The story is far from simple and takes such insane, deep winding turns and remains consistent in delivering shocker after shocker that the show makes a rhythm so musical that you can almost hear the beats. You think you’re going to go right and then the car swerves left and it catches you by surprise every single time even though you’ve been the victim of the same accident many times by now.
It is thrilling. Some scenes are impossibly difficult to watch. Sex, violence, comedy, and then some heartbreak, jealousy, and nothing but heightened emotions, there is not a moment of respite in all its 8 episodes. I sat at the edge of my seat for 8 hours and did not notice where the time went. It made me yearn for a delicious pulp novel (maybe one of those Tamil ones translated to Hindi or English) and to curl up in a corner with it with a hot cup of coffee (I welcome recommendations, thank you).
The story goes something like this. A hard-working, middle-class boy Vikrant from a small town is a smallish fish in a smaller pond and wants to be a small fish in another pond until his dreams are dashed when the most powerful, ruthless and despicable man of the towns daughter falls in love with him. (Note to self: children who are not taught that no means no and they can’t have everything really do become demonic monsters. I love it)
Did I mention this ruthless father is also the boss of Vikrant’s father? And with this dynamic begins a blood-soaked love triangle that could put most gang wars to shame, fought both in the bedroom and in the outdoor of back and beyond of India.

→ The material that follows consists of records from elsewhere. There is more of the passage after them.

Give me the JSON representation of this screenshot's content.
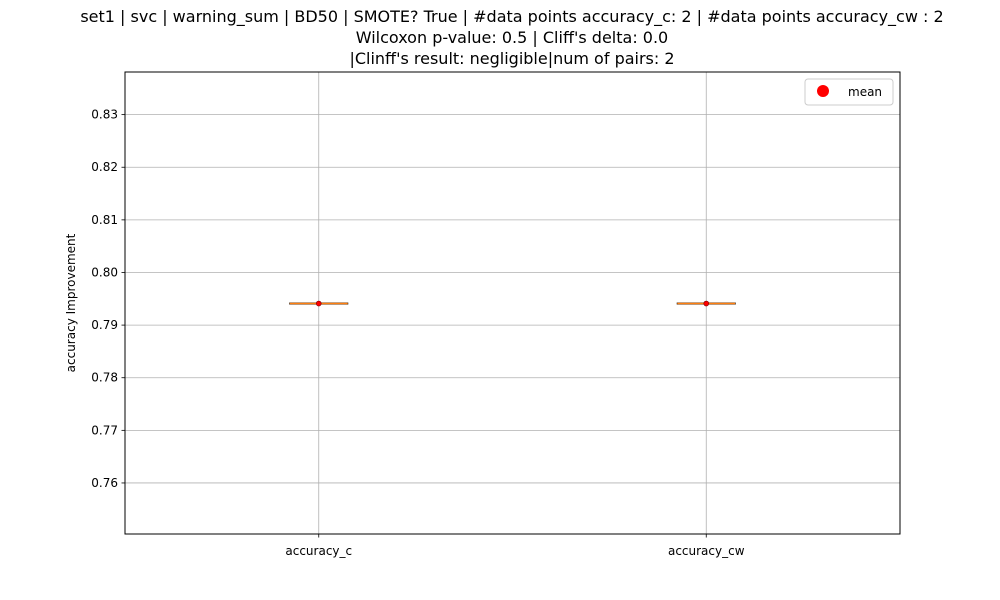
{
  "chart_data": {
    "type": "box",
    "title_lines": [
      "set1 | svc | warning_sum | BD50 | SMOTE? True | #data points accuracy_c: 2 | #data points accuracy_cw : 2",
      "Wilcoxon p-value: 0.5 | Cliff's delta: 0.0",
      "|Clinff's result: negligible|num of pairs: 2"
    ],
    "xlabel": "",
    "ylabel": "accuracy Improvement",
    "categories": [
      "accuracy_c",
      "accuracy_cw"
    ],
    "series": [
      {
        "category": "accuracy_c",
        "min": 0.7941,
        "q1": 0.7941,
        "median": 0.7941,
        "q3": 0.7941,
        "max": 0.7941,
        "mean": 0.7941
      },
      {
        "category": "accuracy_cw",
        "min": 0.7941,
        "q1": 0.7941,
        "median": 0.7941,
        "q3": 0.7941,
        "max": 0.7941,
        "mean": 0.7941
      }
    ],
    "ylim": [
      0.7503,
      0.8381
    ],
    "yticks": [
      0.76,
      0.77,
      0.78,
      0.79,
      0.8,
      0.81,
      0.82,
      0.83
    ],
    "ytick_labels": [
      "0.76",
      "0.77",
      "0.78",
      "0.79",
      "0.80",
      "0.81",
      "0.82",
      "0.83"
    ],
    "grid": true,
    "legend": {
      "position": "top-right",
      "entries": [
        {
          "label": "mean",
          "marker": "circle",
          "color": "#ff0000"
        }
      ]
    },
    "colors": {
      "median": "#ff7f0e",
      "box": "#000000",
      "mean": "#ff0000",
      "grid": "#b0b0b0"
    }
  }
}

The characters are pitch-perfect as are the performances. There are scenes in which Vikrant (Tahir Raj Bhasin), his father (Brijendra Kala), mother, and sister play a game of verbal back and forth that is not only written with such comic genius but also performed with palpable chemistry and energy. They are a circus I would buy a ticket to each time.
Besides, when does Brijendra Kala ever let us down? Not to forget Saurabh Shukla as the evil politician/businessman, a hat he always wears with such ease and as always he shines. The belle of the ball, the apple of my eye, is Anchal Singh as Purva, the daughter of said ruthless man and the breeze behind all the destruction.
Purva is now my favourite femme fatale (with daddy issues of course) the warmth, desire, mystery, and danger which this character carries all at once is both endearing and confusing. She always leaves you begging for more.
She reminds me of what could have been the inspiration for Christian Dior’s 1985 classic Poison or Gucci’s Guilty Absolute Pour Femme - she, dark midnight rose, ripe and almost rotting, deep in the forest, surrounded by the cold midnight wetness of the outdoors, gothic secrets, the smell of sweet musk and wood in my nose. She is divine.
The appeal lies in the seduction, temptation, resistance, desire, and greed. The writing milks the story, the characters, the universe bone dry leaving you feeling full and satisfied. The acting, direction, editing, set design all make for perfect puzzle pieces here too, and the icing on the cake? The season ends on a cliffhanger that will make you tear your hair out. I need to know what happens next and I need to know now.
There are though, a few loopholes in the story, some unanswered questions that are fairly important to the plot but there’s so much going on, and so much to chew on, that the flaws are easily covered and might not even be visible with a magnifying glass.
Siddharth Sengupta, along with a long list of other creators, has hit it out of the park with this genre-bending romance comedy pulpy thriller. With not a dull moment, plenty of gore, guts, steam, sex, and pain, this is an exhausting marathon, a mammoth effort that needs to be savoured. I would un-watch this just to be able to enjoy it for the first time again.